Step 1. String balls onto a pipe cleaner in your desired pattern

Step 2. When the strap is the desired length, pull off the last ball on either end and trim the pipe cleaner ends so they're just long enough to reach almost all the way through those last balls (I do this by cutting the pipe cleaner just below the last balls, then pulling them off, then snipping off a teeny bit more)

Step 3. Add a little bit of hot glue inside the end balls and slide them back onto the ends of the pipe cleaner. The hot glue should get a really nice grip on the foam and the bristles of the pipe cleaner. Be careful - the hot glue might melt the foam a little, and I wouldn't want anyone to get burned!

Step 4. Hot glue the strap onto the purse. When the hot glue is dry, if there's a lot of it visible where you stuck the handles on, you can cover it with glue and glitter.

So there you have it! Two ways of making new purse straps with glitter foam balls and pipe cleaner! I'm going to do an addendum to this post talking about some other ways you can play with this technique, but for now I wanted to mention just a few more things.

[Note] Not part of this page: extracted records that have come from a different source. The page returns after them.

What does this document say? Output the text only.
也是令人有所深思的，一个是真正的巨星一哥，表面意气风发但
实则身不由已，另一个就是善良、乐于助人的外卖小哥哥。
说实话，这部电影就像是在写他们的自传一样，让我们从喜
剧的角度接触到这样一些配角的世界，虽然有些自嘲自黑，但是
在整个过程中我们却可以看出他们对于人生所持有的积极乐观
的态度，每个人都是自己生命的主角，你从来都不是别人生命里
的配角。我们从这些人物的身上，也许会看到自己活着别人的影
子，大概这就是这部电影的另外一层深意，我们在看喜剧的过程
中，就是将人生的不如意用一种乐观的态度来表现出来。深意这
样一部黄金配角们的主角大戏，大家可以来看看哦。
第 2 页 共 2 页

(1) A teeny little bit of marabou trim wrapped around the base of the purse handle looks really cute and can cover up the spots where the handle attached in case you aren't thrilled with how it came out. 
(2) Foam balls also make great "feet" for purses that won't stand up on their own. I like to make sure a purse can stand up for display purposes, so I like to add either foam balls or glass stones for feet.

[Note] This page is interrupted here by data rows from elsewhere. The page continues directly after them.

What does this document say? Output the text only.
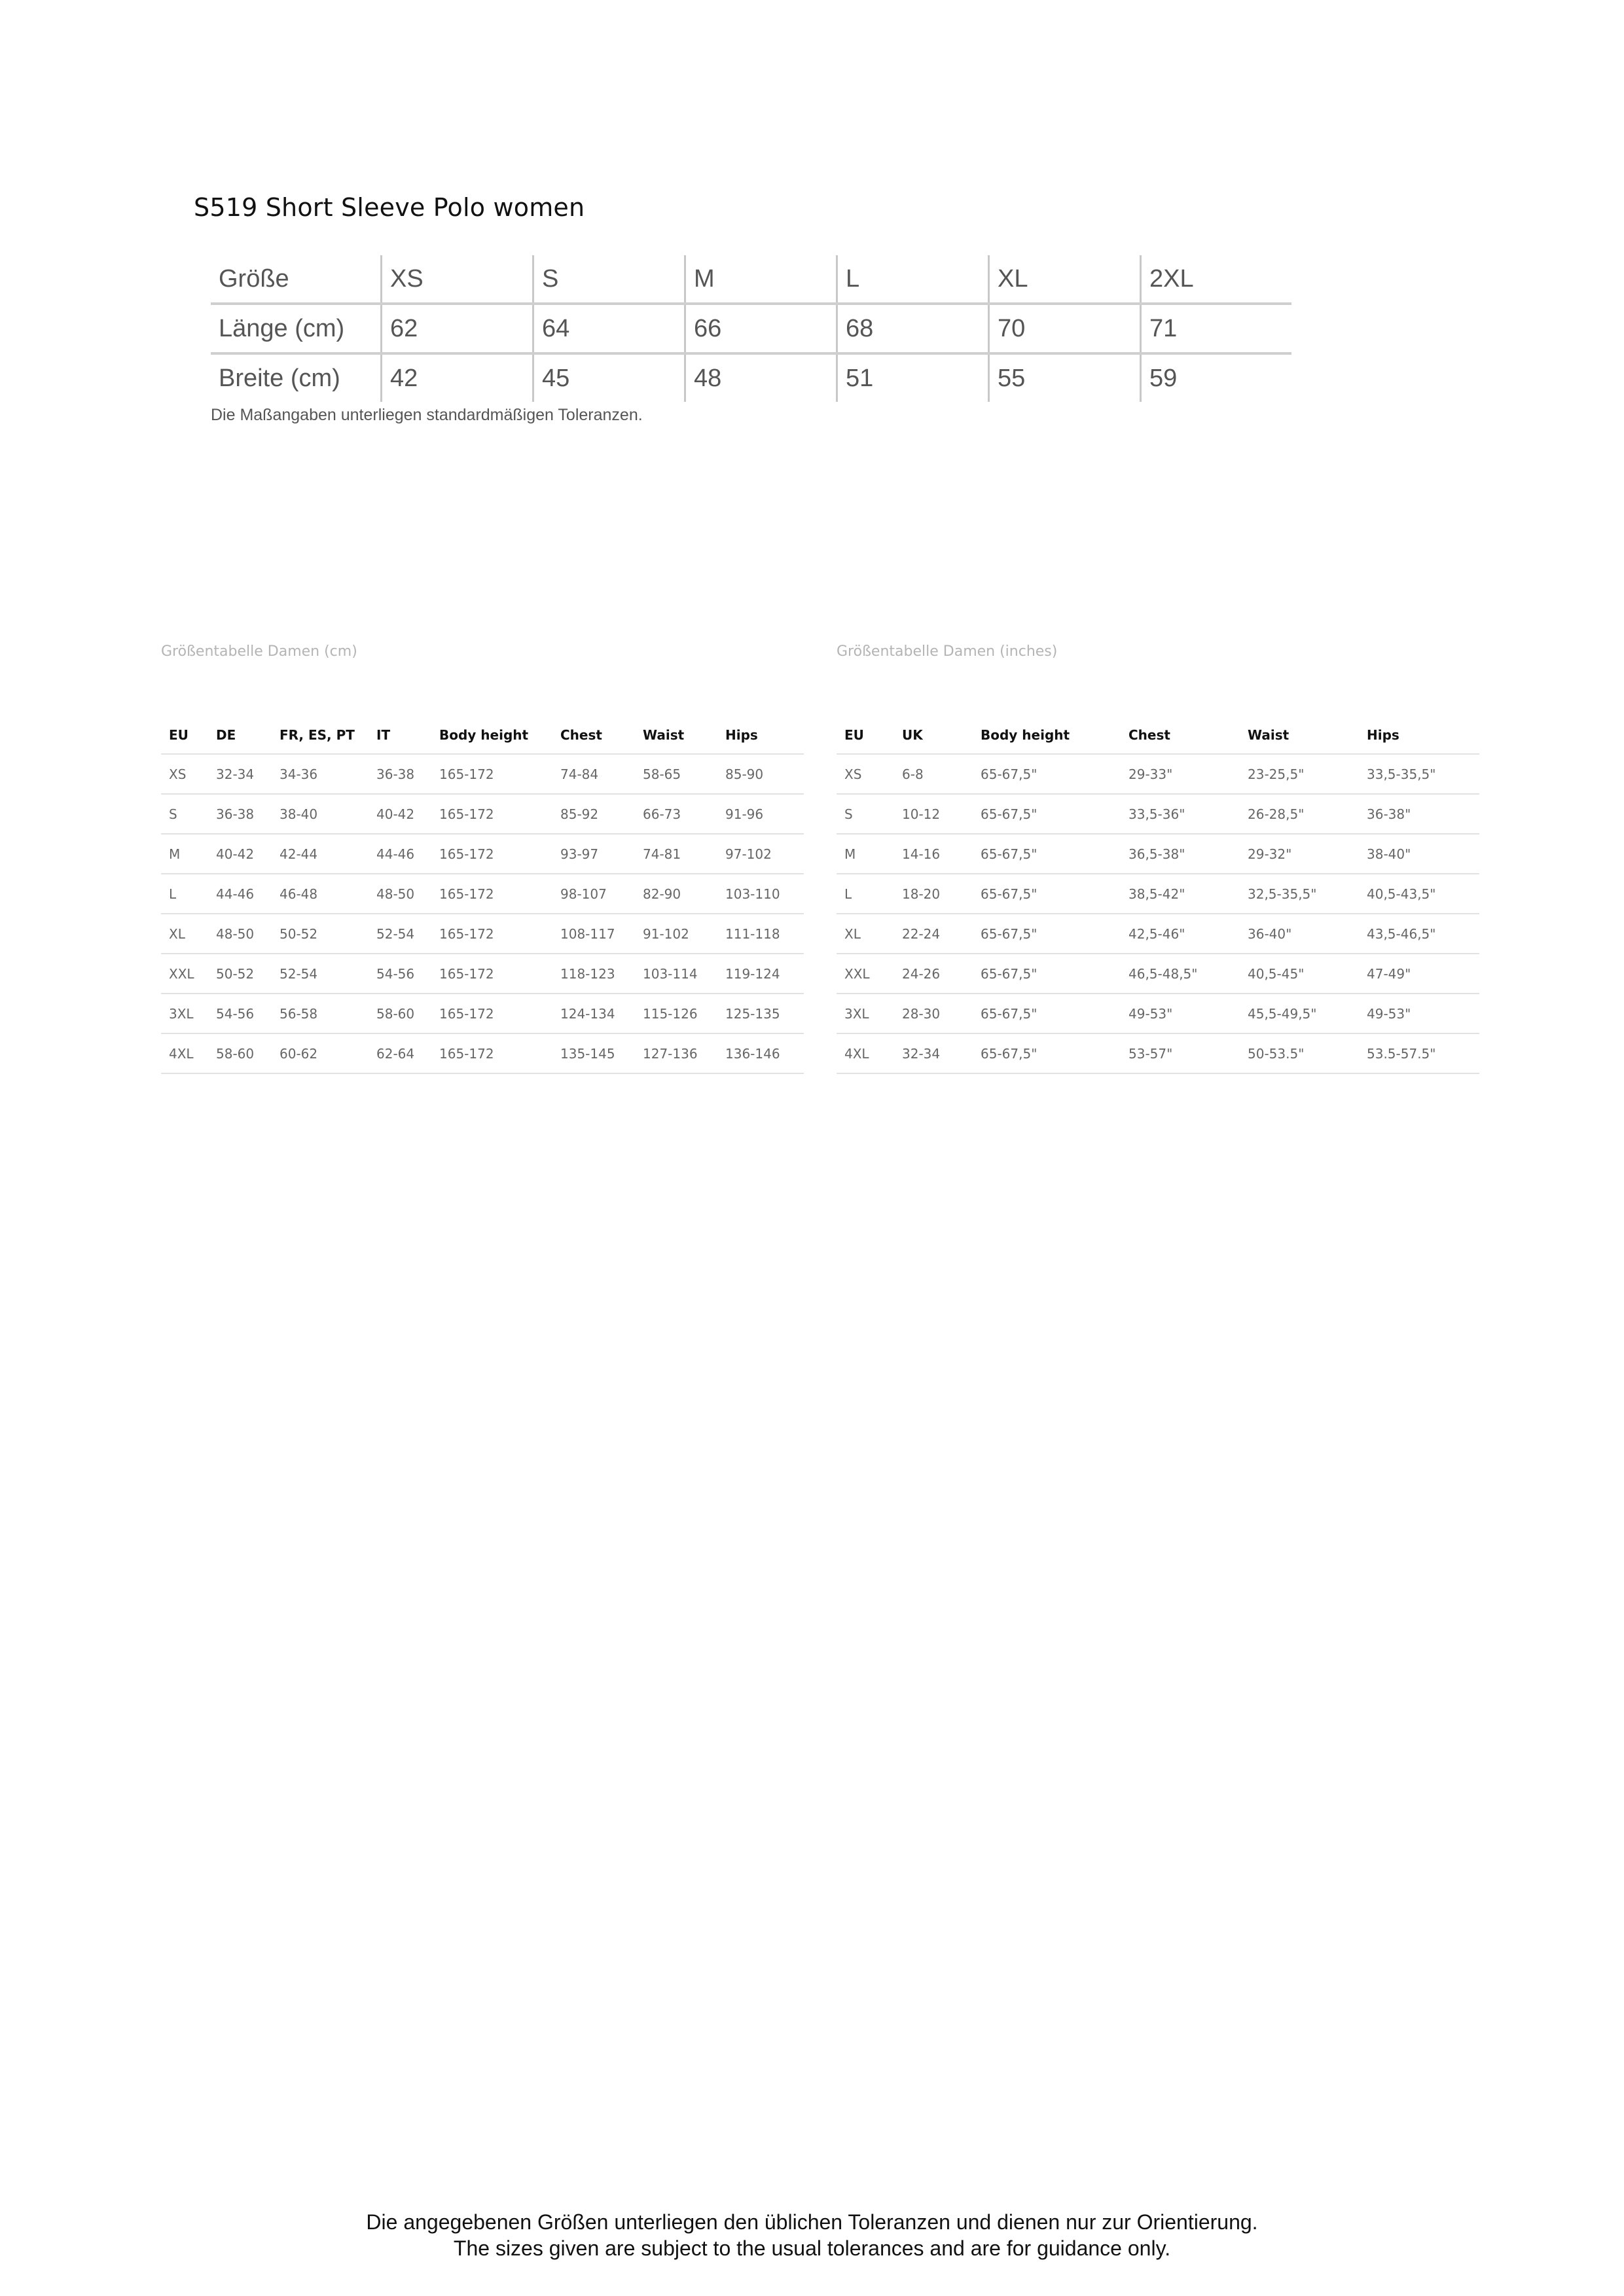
S519 Short Sleeve Polo women
Größe	XS	S	M	L	XL	2XL
Länge (cm)	62	64	66	68	70	71
Breite (cm)	42	45	48	51	55	59
Die Maßangaben unterliegen standardmäßigen Toleranzen.
Größentabelle Damen (cm)
EU	DE	FR, ES, PT	IT	Body height	Chest	Waist	Hips
XS	32-34	34-36	36-38	165-172	74-84	58-65	85-90
S	36-38	38-40	40-42	165-172	85-92	66-73	91-96
M	40-42	42-44	44-46	165-172	93-97	74-81	97-102
L	44-46	46-48	48-50	165-172	98-107	82-90	103-110
XL	48-50	50-52	52-54	165-172	108-117	91-102	111-118
XXL	50-52	52-54	54-56	165-172	118-123	103-114	119-124
3XL	54-56	56-58	58-60	165-172	124-134	115-126	125-135
4XL	58-60	60-62	62-64	165-172	135-145	127-136	136-146
Größentabelle Damen (inches)
EU	UK	Body height	Chest	Waist	Hips
XS	6-8	65-67,5"	29-33"	23-25,5"	33,5-35,5"
S	10-12	65-67,5"	33,5-36"	26-28,5"	36-38"
M	14-16	65-67,5"	36,5-38"	29-32"	38-40"
L	18-20	65-67,5"	38,5-42"	32,5-35,5"	40,5-43,5"
XL	22-24	65-67,5"	42,5-46"	36-40"	43,5-46,5"
XXL	24-26	65-67,5"	46,5-48,5"	40,5-45"	47-49"
3XL	28-30	65-67,5"	49-53"	45,5-49,5"	49-53"
4XL	32-34	65-67,5"	53-57"	50-53.5"	53.5-57.5"
Die angegebenen Größen unterliegen den üblichen Toleranzen und dienen nur zur Orientierung.
The sizes given are subject to the usual tolerances and are for guidance only.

3. You can mix in other foam embellishments besides balls for cute effects. They need to be that same light kind-of styrofoam density so the strap doesn't sag, but keep an eye out for cute stuff to repurpose. I originally got these stars from, but they don't seem to be in stock right now. However, I know Michael's will have a ton of cool Christmas picks including some foam embellishments soon (if they don't already), so check that aisle out when it goes on clearance. I've seen wee little foam skulls for Halloween at Michael's and there are usually great little glittered foam eggs around Easter (won't help you this year, but if you work year-round like I do you'll be ready to grab them)

If you have questions/ideas, let me know if the comments!! Happy glittering!!

UPDATE 1/25/2017: I've noticed that if you use the second method (where you hot glue the strap onto the purse rather than threading the pipe cleaner through the actual purse on either side), the hot glue can lose it's hold. What's likely happening is that there's enough loose glitter that the whole shebang can peel off. If this happens, I would recommend using a nice generous dollop of E6000 between the purse and the hot glue blob. This is a pretty good strategy in general when you encounter hot glue appearing to "peel up" off one surface - the cooled hot glue blob will have conformed nicely to the surface to give you a good contact area and the E6000 is a little stronger but too runny to hold something big in place. I'll try to add some pictures of that process if I get a chance.